If the undifferentiated Wilderness is a space of excess, of abundance and life, of density, it also allows for the creation of the second type of space through subtraction: the Clearings. As Vitruvius pointed out over 2000 years ago, the clearing creates a common space, a space differentiated from its formless context that can become the collective space of communication. These clearings will be defined first as the absence of Wilderness, and second by the presence of “Carpets” – a hardscape treatment of the ground plane that maintains the clearing and provides a source of flexible, technical back up (outlets, controls for lights and sound, etc).Most of the clearings would most obviously be programmed by the adjacent Room, but they can also become a shared resource that helps bind rooms together.

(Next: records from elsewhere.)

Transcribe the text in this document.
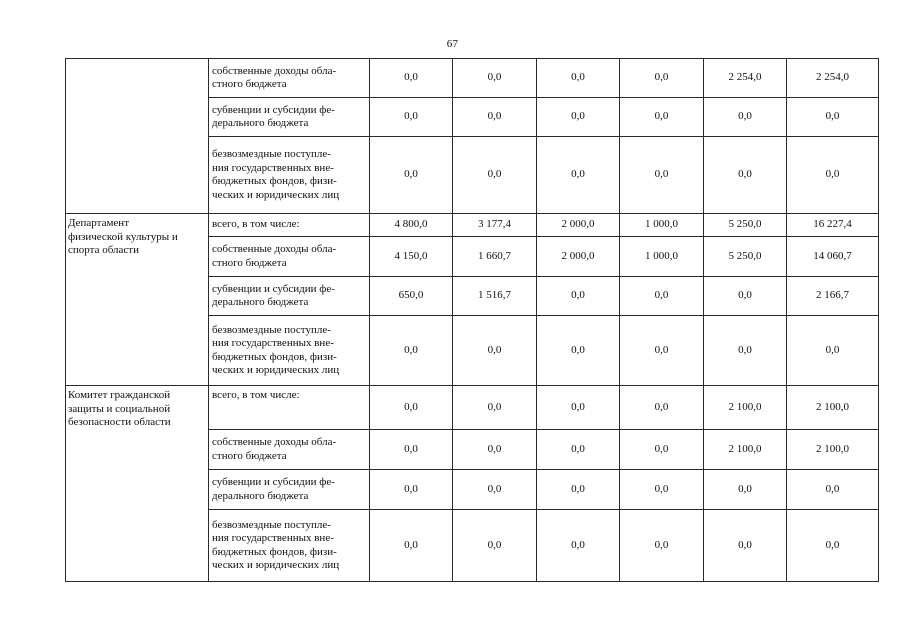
67

	собственные доходы обла-
стного бюджета	0,0	0,0	0,0	0,0	2 254,0	2 254,0

	субвенции и субсидии фе-
дерального бюджета	0,0	0,0	0,0	0,0	0,0	0,0

	безвозмездные поступле-
ния государственных вне-
бюджетных фондов, физи-
ческих и юридических лиц	0,0	0,0	0,0	0,0	0,0	0,0

Департамент
физической культуры и
спорта области	всего, в том числе:	4 800,0	3 177,4	2 000,0	1 000,0	5 250,0	16 227,4

	собственные доходы обла-
стного бюджета	4 150,0	1 660,7	2 000,0	1 000,0	5 250,0	14 060,7

	субвенции и субсидии фе-
дерального бюджета	650,0	1 516,7	0,0	0,0	0,0	2 166,7

	безвозмездные поступле-
ния государственных вне-
бюджетных фондов, физи-
ческих и юридических лиц	0,0	0,0	0,0	0,0	0,0	0,0

Комитет гражданской
защиты и социальной
безопасности области	всего, в том числе:	0,0	0,0	0,0	0,0	2 100,0	2 100,0

	собственные доходы обла-
стного бюджета	0,0	0,0	0,0	0,0	2 100,0	2 100,0

	субвенции и субсидии фе-
дерального бюджета	0,0	0,0	0,0	0,0	0,0	0,0

	безвозмездные поступле-
ния государственных вне-
бюджетных фондов, физи-
ческих и юридических лиц	0,0	0,0	0,0	0,0	0,0	0,0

The buildings are called Rooms because what is important is their basic sense of enclosure. The interior of many of the Rooms is conceived as either hollow, or occupied by one or two large objects that define the building type (symphony hall, black-box theater, etc) and leave a remainder of circulation between the internal object and the exterior, volumetrically simple shell. This margin of excess facilitates the access strategy and creates flexibility. As is the nature of the Rooms, interface between the interior of the Rooms and the other spatial conditions of the site is precisely controlled. Relatively blank from the exterior, each Room should have several large apertures connecting interior and exterior where the interior objects meet the borders of the Room. This both creates a lantern-like sense of mystery about the interior of the objects, and for the potential opening up of interior performance spaces to the exterior Clearings or Wilderness. The stage of the Modern Music Center, for instance, faces the interior concert hall, but can also be opened to the MMC clearing, allowing for outdoor concerts.